L’Église a été profondément meurtrie par la révélation de l’étendue des crimes pédophiles et des abus de conscience. Pendant longtemps, une omerta a pesé sur ces pratiques, l’institution cherchant à se protéger. Les victimes ont été oubliées voire accusées elles-mêmes : dramatique manque de sollicitude évangélique. Le processus de conversion des évêques, qui a heureusement eu lieu en de multiples Églises, rencontre encore trop de résistance dans d’autres[3].

À de multiples reprises, par les gestes et les paroles, François a exhorté à l’accueil des migrants et des réfugiés. Son premier déplacement a été à Lampedusa, lieu d’échouage des demandeurs d’asile en provenance d’Afrique. Le 29 septembre 2019, il a inauguré à la place Saint-Pierre une grande statue de bronze, demandée à l’artiste canadien Timothy Schmalz : une barque chargée de 140 migrants. Dans son homélie, il a déclaré : « Il ne s’agit pas seulement de migrants. Et c’est vrai, il ne s’agit pas seulement d’étrangers, il s’agit de tous les habitants des périphéries existentielles qui, avec les migrants et les réfugiés, sont victimes de la culture du déchet. » Il est impératif de créer un véritable nous : « Plaise au ciel qu’en fin de compte il n’y ait pas ‘les autres’, mais plutôt un ‘nous’ ! » (Fratelli tutti, § 35). François met clairement en cause l’idéologie du marché comme unique solution à l’ensemble des problèmes sociaux. C’est bien la culture qu’il faut changer, y compris parmi les croyants, et cela au nom de leur foi.

Un tel changement demande une pédagogie pastorale très consciente. Le rejet des immigrés et la haine de l’islam sont fortement ancrés chez certains chrétiens, le refus de l’accueil, y compris les demandeurs d’asile. Un tel rejet doit être tenu pour une culture du déchet, dit François : certains êtres humains n’ont plus de place au sein de l’humanité.

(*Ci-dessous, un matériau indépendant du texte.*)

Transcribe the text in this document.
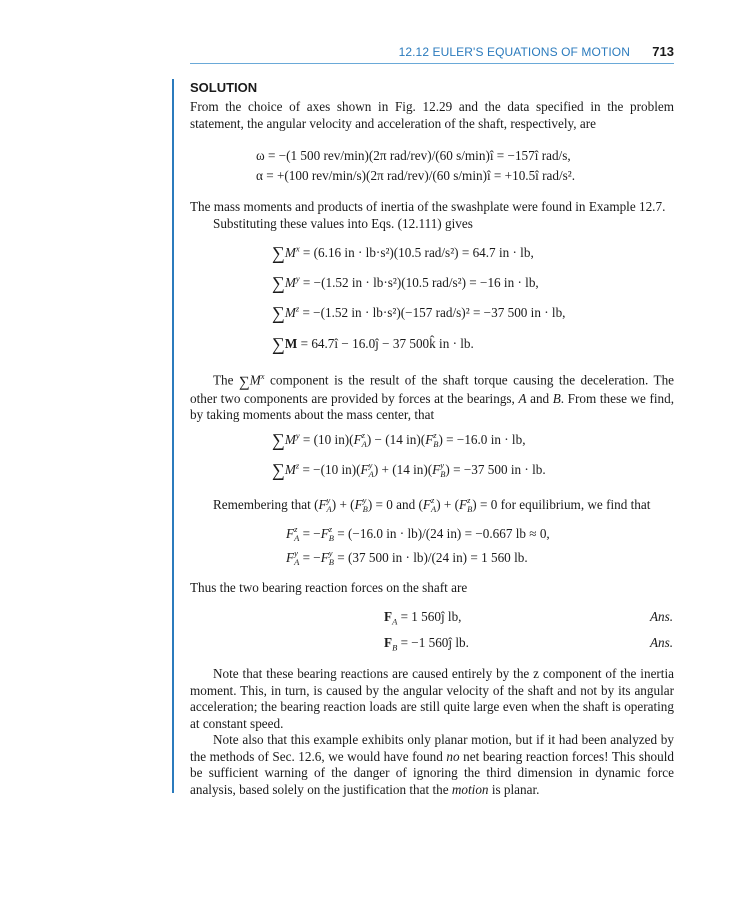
12.12 EULER'S EQUATIONS OF MOTION 713
SOLUTION
From the choice of axes shown in Fig. 12.29 and the data specified in the problem statement, the angular velocity and acceleration of the shaft, respectively, are
ω = −(1 500 rev/min)(2π rad/rev)/(60 s/min)î = −157î rad/s,
α = +(100 rev/min/s)(2π rad/rev)/(60 s/min)î = +10.5î rad/s².
The mass moments and products of inertia of the swashplate were found in Example 12.7.
Substituting these values into Eqs. (12.111) gives
$\sum M^x = (6.16$ in · lb·s²)(10.5 rad/s²) = 64.7 in · lb,
$\sum M^y = -(1.52$ in · lb·s²)(10.5 rad/s²) = −16 in · lb,
$\sum M^z = -(1.52$ in · lb·s²)(−157 rad/s)² = −37 500 in · lb,
∑M = 64.7î − 16.0ĵ − 37 500k̂ in · lb.
The $\sum M^x$ component is the result of the shaft torque causing the deceleration. The other two components are provided by forces at the bearings, A and B. From these we find, by taking moments about the mass center, that
$\sum M^y = (10$ in)(F z
A ) − (14 in)(F z
B ) = −16.0 in · lb,
$\sum M^z = -(10$ in)(F y
A ) + (14 in)(F y
B ) = −37 500 in · lb.
Remembering that (F y
A ) + (F y
B ) = 0 and (F z
A ) + (F z
B ) = 0 for equilibrium, we find that
F z
A = −F z
B = (−16.0 in · lb)/(24 in) = −0.667 lb ≈ 0,
F y
A = −F y
B = (37 500 in · lb)/(24 in) = 1 560 lb.
Thus the two bearing reaction forces on the shaft are
$F_A = 1$ 560ĵ lb,	Ans.
$F_B = -1$ 560ĵ lb.	Ans.
Note that these bearing reactions are caused entirely by the z component of the inertia moment. This, in turn, is caused by the angular velocity of the shaft and not by its angular acceleration; the bearing reaction loads are still quite large even when the shaft is operating at constant speed.
Note also that this example exhibits only planar motion, but if it had been analyzed by the methods of Sec. 12.6, we would have found no net bearing reaction forces! This should be sufficient warning of the danger of ignoring the third dimension in dynamic force analysis, based solely on the justification that the motion is planar.
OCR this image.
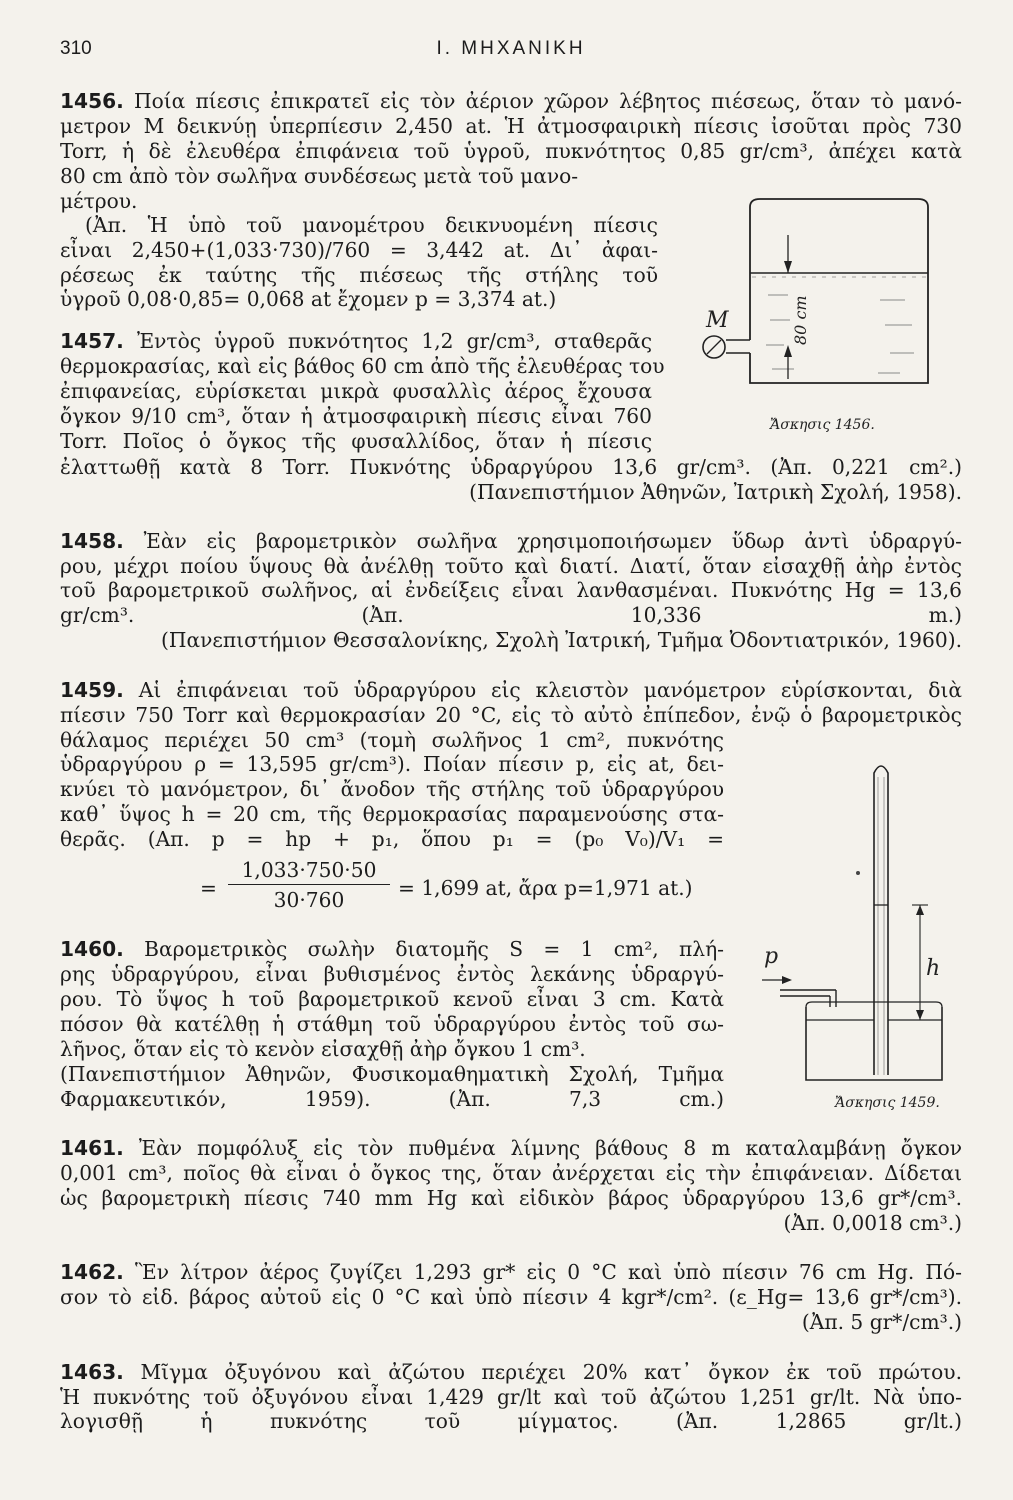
310	I. ΜΗΧΑΝΙΚΗ
1456. Ποία πίεσις ἐπικρατεῖ εἰς τὸν ἀέριον χῶρον λέβητος πιέσεως, ὅταν τὸ μανό-
μετρον Μ δεικνύῃ ὑπερπίεσιν 2,450 at. Ἡ ἀτμοσφαιρικὴ πίεσις ἰσοῦται πρὸς 730
Torr, ἡ δὲ ἐλευθέρα ἐπιφάνεια τοῦ ὑγροῦ, πυκνότητος 0,85 gr/cm³, ἀπέχει κατὰ
80 cm ἀπὸ τὸν σωλῆνα συνδέσεως μετὰ τοῦ μανο-
μέτρου.
(Ἀπ. Ἡ ὑπὸ τοῦ μανομέτρου δεικνυομένη πίεσις
εἶναι 2,450+(1,033·730)/760 = 3,442 at. Δι᾽ ἀφαι-
ρέσεως ἐκ ταύτης τῆς πιέσεως τῆς στήλης τοῦ
ὑγροῦ 0,08·0,85= 0,068 at ἔχομεν p = 3,374 at.)	80 cm
M
Ἄσκησις 1456.
1457. Ἐντὸς ὑγροῦ πυκνότητος 1,2 gr/cm³, σταθερᾶς
θερμοκρασίας, καὶ εἰς βάθος 60 cm ἀπὸ τῆς ἐλευθέρας του
ἐπιφανείας, εὑρίσκεται μικρὰ φυσαλλὶς ἀέρος ἔχουσα
ὄγκον 9/10 cm³, ὅταν ἡ ἀτμοσφαιρικὴ πίεσις εἶναι 760
Torr. Ποῖος ὁ ὄγκος τῆς φυσαλλίδος, ὅταν ἡ πίεσις
ἐλαττωθῇ κατὰ 8 Torr. Πυκνότης ὑδραργύρου 13,6 gr/cm³. (Ἀπ. 0,221 cm².)
(Πανεπιστήμιον Ἀθηνῶν, Ἰατρικὴ Σχολή, 1958).
1458. Ἐὰν εἰς βαρομετρικὸν σωλῆνα χρησιμοποιήσωμεν ὕδωρ ἀντὶ ὑδραργύ-
ρου, μέχρι ποίου ὕψους θὰ ἀνέλθῃ τοῦτο καὶ διατί. Διατί, ὅταν εἰσαχθῇ ἀὴρ ἐντὸς
τοῦ βαρομετρικοῦ σωλῆνος, αἱ ἐνδείξεις εἶναι λανθασμέναι. Πυκνότης Hg = 13,6
gr/cm³. (Ἀπ. 10,336 m.)
(Πανεπιστήμιον Θεσσαλονίκης, Σχολὴ Ἰατρική, Τμῆμα Ὀδοντιατρικόν, 1960).
1459. Αἱ ἐπιφάνειαι τοῦ ὑδραργύρου εἰς κλειστὸν μανόμετρον εὑρίσκονται, διὰ
πίεσιν 750 Torr καὶ θερμοκρασίαν 20 °C, εἰς τὸ αὐτὸ ἐπίπεδον, ἐνῷ ὁ βαρομετρικὸς
θάλαμος περιέχει 50 cm³ (τομὴ σωλῆνος 1 cm², πυκνότης
ὑδραργύρου ρ = 13,595 gr/cm³). Ποίαν πίεσιν p, εἰς at, δει-
κνύει τὸ μανόμετρον, δι᾽ ἄνοδον τῆς στήλης τοῦ ὑδραργύρου
καθ᾽ ὕψος h = 20 cm, τῆς θερμοκρασίας παραμενούσης στα-
θερᾶς. (Απ. p = hp + p₁, ὅπου p₁ = (p₀ V₀)/V₁ =
=
1,033·750·50
30·760	= 1,699 at, ἄρα p=1,971 at.)
1460. Βαρομετρικὸς σωλὴν διατομῆς S = 1 cm², πλή-
ρης ὑδραργύρου, εἶναι βυθισμένος ἐντὸς λεκάνης ὑδραργύ-
ρου. Τὸ ὕψος h τοῦ βαρομετρικοῦ κενοῦ εἶναι 3 cm. Κατὰ
πόσον θὰ κατέλθῃ ἡ στάθμη τοῦ ὑδραργύρου ἐντὸς τοῦ σω-
λῆνος, ὅταν εἰς τὸ κενὸν εἰσαχθῇ ἀὴρ ὄγκου 1 cm³.
(Πανεπιστήμιον Ἀθηνῶν, Φυσικομαθηματικὴ Σχολή, Τμῆμα
Φαρμακευτικόν, 1959). (Ἀπ. 7,3 cm.)
p	h
Ἄσκησις 1459.
1461. Ἐὰν πομφόλυξ εἰς τὸν πυθμένα λίμνης βάθους 8 m καταλαμβάνῃ ὄγκον
0,001 cm³, ποῖος θὰ εἶναι ὁ ὄγκος της, ὅταν ἀνέρχεται εἰς τὴν ἐπιφάνειαν. Δίδεται
ὡς βαρομετρικὴ πίεσις 740 mm Hg καὶ εἰδικὸν βάρος ὑδραργύρου 13,6 gr*/cm³.
(Ἀπ. 0,0018 cm³.)
1462. Ἓν λίτρον ἀέρος ζυγίζει 1,293 gr* εἰς 0 °C καὶ ὑπὸ πίεσιν 76 cm Hg. Πό-
σον τὸ εἰδ. βάρος αὐτοῦ εἰς 0 °C καὶ ὑπὸ πίεσιν 4 kgr*/cm². (ε_Hg= 13,6 gr*/cm³).
(Ἀπ. 5 gr*/cm³.)
1463. Μῖγμα ὀξυγόνου καὶ ἀζώτου περιέχει 20% κατ᾽ ὄγκον ἐκ τοῦ πρώτου.
Ἡ πυκνότης τοῦ ὀξυγόνου εἶναι 1,429 gr/lt καὶ τοῦ ἀζώτου 1,251 gr/lt. Νὰ ὑπο-
λογισθῇ ἡ πυκνότης τοῦ μίγματος. (Ἀπ. 1,2865 gr/lt.)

Au cœur de l’enseignement social de l’Église, il y a le bien commun, le bien de tous, « tout l’homme et tous les hommes »[4]. Comment convertir à une telle perspective par la prédication, la catéchèse, mais aussi les expressions dans les médias sociaux ? La sollicitude est aussi, dans ces domaines, liberté critique et prise de parti. Défi considérable pour l’Église, pour les croyants.

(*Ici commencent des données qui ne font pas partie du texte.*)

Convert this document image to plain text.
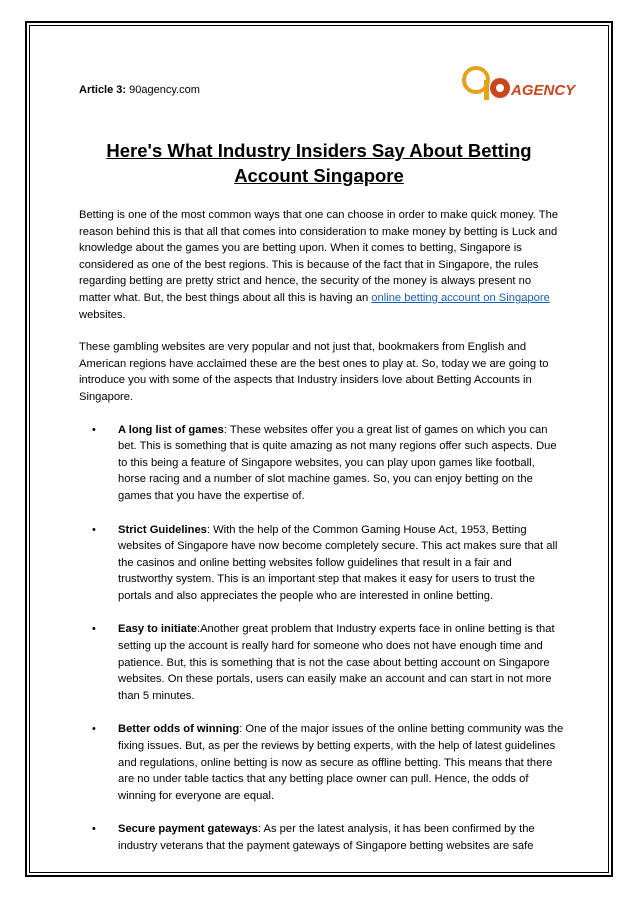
Article 3: 90agency.com	AGENCY
Here's What Industry Insiders Say About Betting
Account Singapore

Betting is one of the most common ways that one can choose in order to make quick money. The reason behind this is that all that comes into consideration to make money by betting is Luck and knowledge about the games you are betting upon. When it comes to betting, Singapore is considered as one of the best regions. This is because of the fact that in Singapore, the rules regarding betting are pretty strict and hence, the security of the money is always present no matter what. But, the best things about all this is having an online betting account on Singapore websites.

These gambling websites are very popular and not just that, bookmakers from English and American regions have acclaimed these are the best ones to play at. So, today we are going to introduce you with some of the aspects that Industry insiders love about Betting Accounts in Singapore.

• A long list of games: These websites offer you a great list of games on which you can bet. This is something that is quite amazing as not many regions offer such aspects. Due to this being a feature of Singapore websites, you can play upon games like football, horse racing and a number of slot machine games. So, you can enjoy betting on the games that you have the expertise of.
• Strict Guidelines: With the help of the Common Gaming House Act, 1953, Betting websites of Singapore have now become completely secure. This act makes sure that all the casinos and online betting websites follow guidelines that result in a fair and trustworthy system. This is an important step that makes it easy for users to trust the portals and also appreciates the people who are interested in online betting.
• Easy to initiate:Another great problem that Industry experts face in online betting is that setting up the account is really hard for someone who does not have enough time and patience. But, this is something that is not the case about betting account on Singapore websites. On these portals, users can easily make an account and can start in not more than 5 minutes.
• Better odds of winning: One of the major issues of the online betting community was the fixing issues. But, as per the reviews by betting experts, with the help of latest guidelines and regulations, online betting is now as secure as offline betting. This means that there are no under table tactics that any betting place owner can pull. Hence, the odds of winning for everyone are equal.
• Secure payment gateways: As per the latest analysis, it has been confirmed by the industry veterans that the payment gateways of Singapore betting websites are safe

Sollicitude et culture sociétale

Au niveau de l’ensemble de la société, pourrait-on parler d’une culture de sollicitude ? L’institution de la sécurité sociale peut être considérée comme une expression collective et politique de la sollicitude. Actuellement, l’emprise du marché et la concurrence fiscale entre les États dans un contexte de mondialisation exercent une pression considérable sur les politiques sociales. Les conditions d’accès aux allocations de chômage sont de plus en plus restrictives, les coûts de la santé pour les personnes sont de plus en plus élevés. Après la dernière guerre, on était arrivé dans nos pays à largement éradiquer la pauvreté des personnes âgées, qui était tellement répandue, grâce à un système plus ou moins généralisé de retraite. Aujourd’hui, on observe une tendance à favoriser la retraite par capitalisation, c’est-à-dire fondée sur les cotisations volontaires des personnes, par rapport à la retraite par répartition, pour laquelle tous cotisent obligatoirement pour tous, selon des modalités diverses. On favorise ce qu’on appelle la responsabilité individuelle par rapport à la solidarité collective, et donc de fait ceux qui ont les moyens de cotiser pour une retraite convenable. Clair manque de solidarité collective.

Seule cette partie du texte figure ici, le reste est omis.